A dead heat occurs when two or more competitors finish in an exact tie for the same position. Rather than voiding your bet, bookmakers apply dead heat rules that reduce your payout proportionally.
How Dead Heat Calculation Works
The formula is straightforward: divide your stake by the number of tied competitors, then apply full odds to the reduced stake.
Example: You place a £10 bet on a horse at odds of 6.00. Two horses cross the line together in a dead heat for first place.
- Effective stake: £10 ÷ 2 = £5
- Payout: £5 × 6.00 = £30
- Without dead heat: £10 × 6.00 = £60
You receive £30 instead of £60 — half the potential return, not half the odds.

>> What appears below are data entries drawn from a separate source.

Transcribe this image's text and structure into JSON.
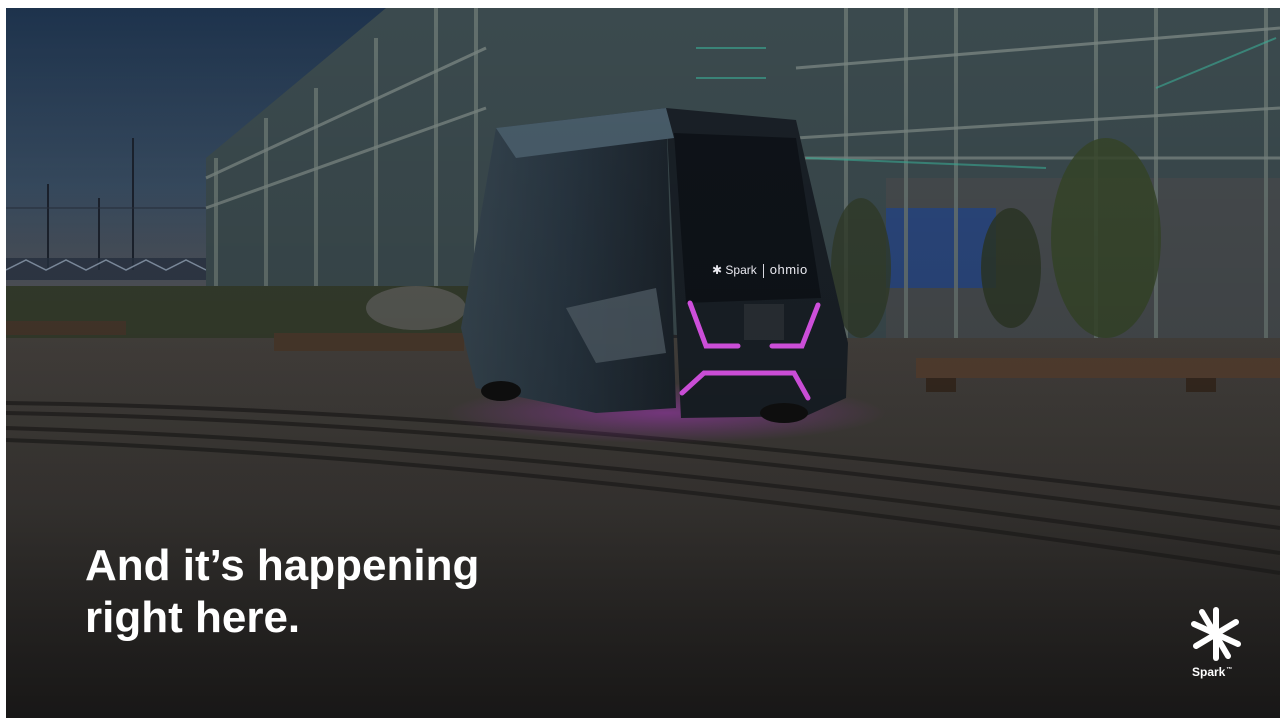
{
  "slide": {
    "headline_line1": "And it’s happening",
    "headline_line2": "right here.",
    "logo": {
      "name": "spark-logo",
      "word": "Spark",
      "mark": "™"
    },
    "vehicle": {
      "brand_primary": "Spark",
      "brand_secondary": "ohmio"
    },
    "colors": {
      "neon": "#e040ff",
      "headline": "#ffffff",
      "sky": "#23384f"
    }
  }
}
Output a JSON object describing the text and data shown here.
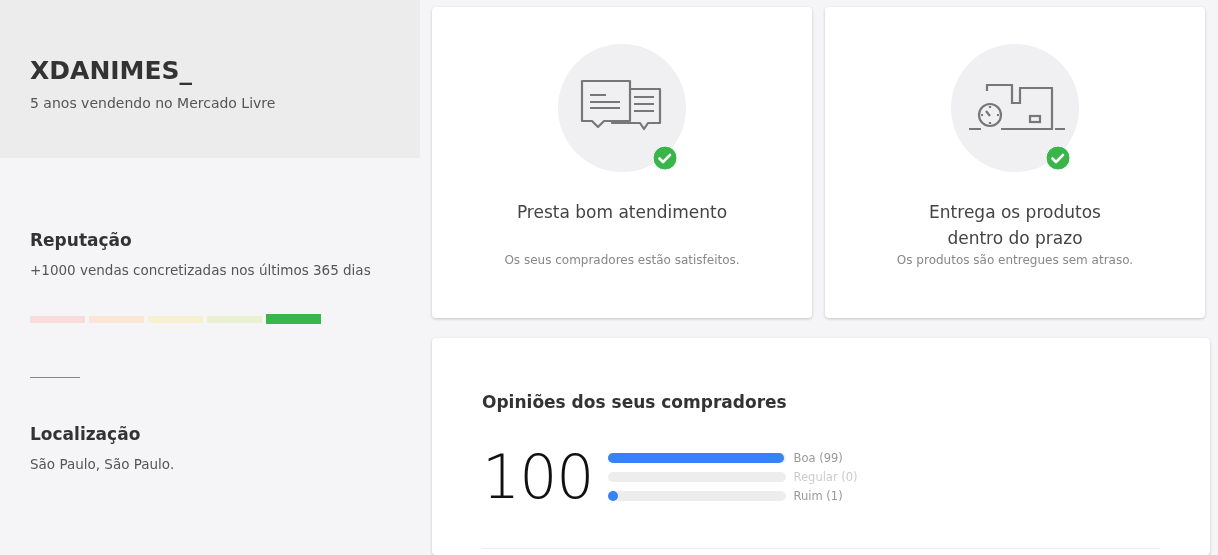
{
  "seller": {
    "name": "XDANIMES_",
    "tenure": "5 anos vendendo no Mercado Livre"
  },
  "reputation": {
    "title": "Reputação",
    "sales": "+1000 vendas concretizadas nos últimos 365 dias",
    "segments": [
      {
        "color": "#f8dcdc",
        "active": false
      },
      {
        "color": "#f9e6d6",
        "active": false
      },
      {
        "color": "#f8f1cf",
        "active": false
      },
      {
        "color": "#e8f2d2",
        "active": false
      },
      {
        "color": "#39b54a",
        "active": true
      }
    ]
  },
  "location": {
    "title": "Localização",
    "value": "São Paulo, São Paulo."
  },
  "metrics": [
    {
      "kind": "chat",
      "title": "Presta bom atendimento",
      "description": "Os seus compradores estão satisfeitos.",
      "achieved": true
    },
    {
      "kind": "delivery",
      "title": "Entrega os produtos dentro do prazo",
      "description": "Os produtos são entregues sem atraso.",
      "achieved": true
    }
  ],
  "opinions": {
    "title": "Opiniões dos seus compradores",
    "score": "100",
    "ratings": [
      {
        "label": "Boa (99)",
        "level": 0.99,
        "muted": false
      },
      {
        "label": "Regular (0)",
        "muted": true
      },
      {
        "label": "Ruim (1)",
        "level": 0.01,
        "muted": false
      }
    ]
  }
}
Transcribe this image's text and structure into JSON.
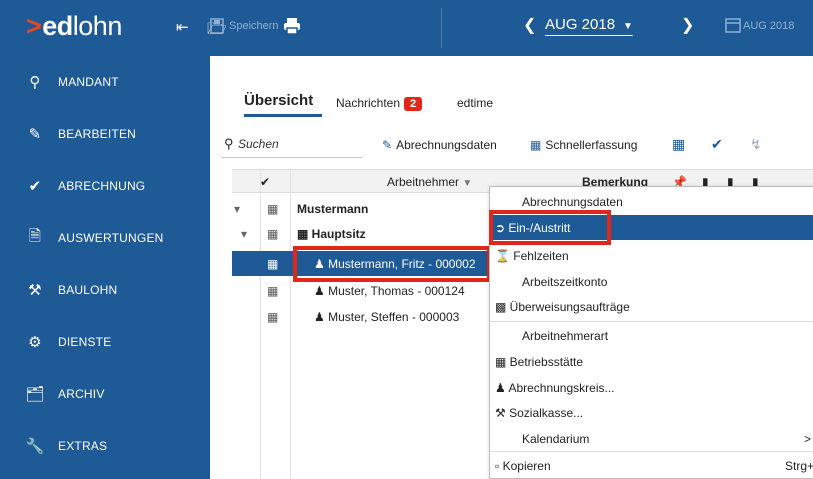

Where Dead Heats Commonly Occur
Horse Racing
Dead heats in horse racing are relatively rare but do occur. The photo-finish technology determines whether a dead heat is declared. This applies to both win and place positions, which is particularly relevant for each-way bettors.
Golf
Dead heats are far more common in golf betting, especially in top-5, top-10, and top-20 markets. If three players tie for 8th place and you have backed one of them in a top-10 market, dead heat rules apply because only two of those three tied players can fill the remaining top-10 spots.
Football Top Scorer
If you back a player at 10.00 to finish as the Premier League top scorer and two players end the season on 22 goals each, dead heat rules reduce your payout by half.
Each-Way Bets and Dead Heats
Each-way bets add complexity because the win and place portions are settled independently.
Scenario: Your horse dead-heats for 3rd place in a race offering 1/4 odds for the first four places.
- The win part of your bet loses (your horse did not win).
- The place part is subject to dead heat rules — your place stake is divided by the number of horses sharing 3rd place, then paid at the each-way fraction.
How to Manage Dead Heat Risk
- Check market terms — Some bookmakers settle top-goalscorer or top-batsman markets differently, using alternative tie-break rules instead of dead heat.
- Favour outright win markets — Dead heats are rarer in win-only markets compared to top-finish or place markets.
- Account for the edge — In golf, where dead heats are frequent, reduce your expected value calculations by 5-10% to account for the dead heat probability.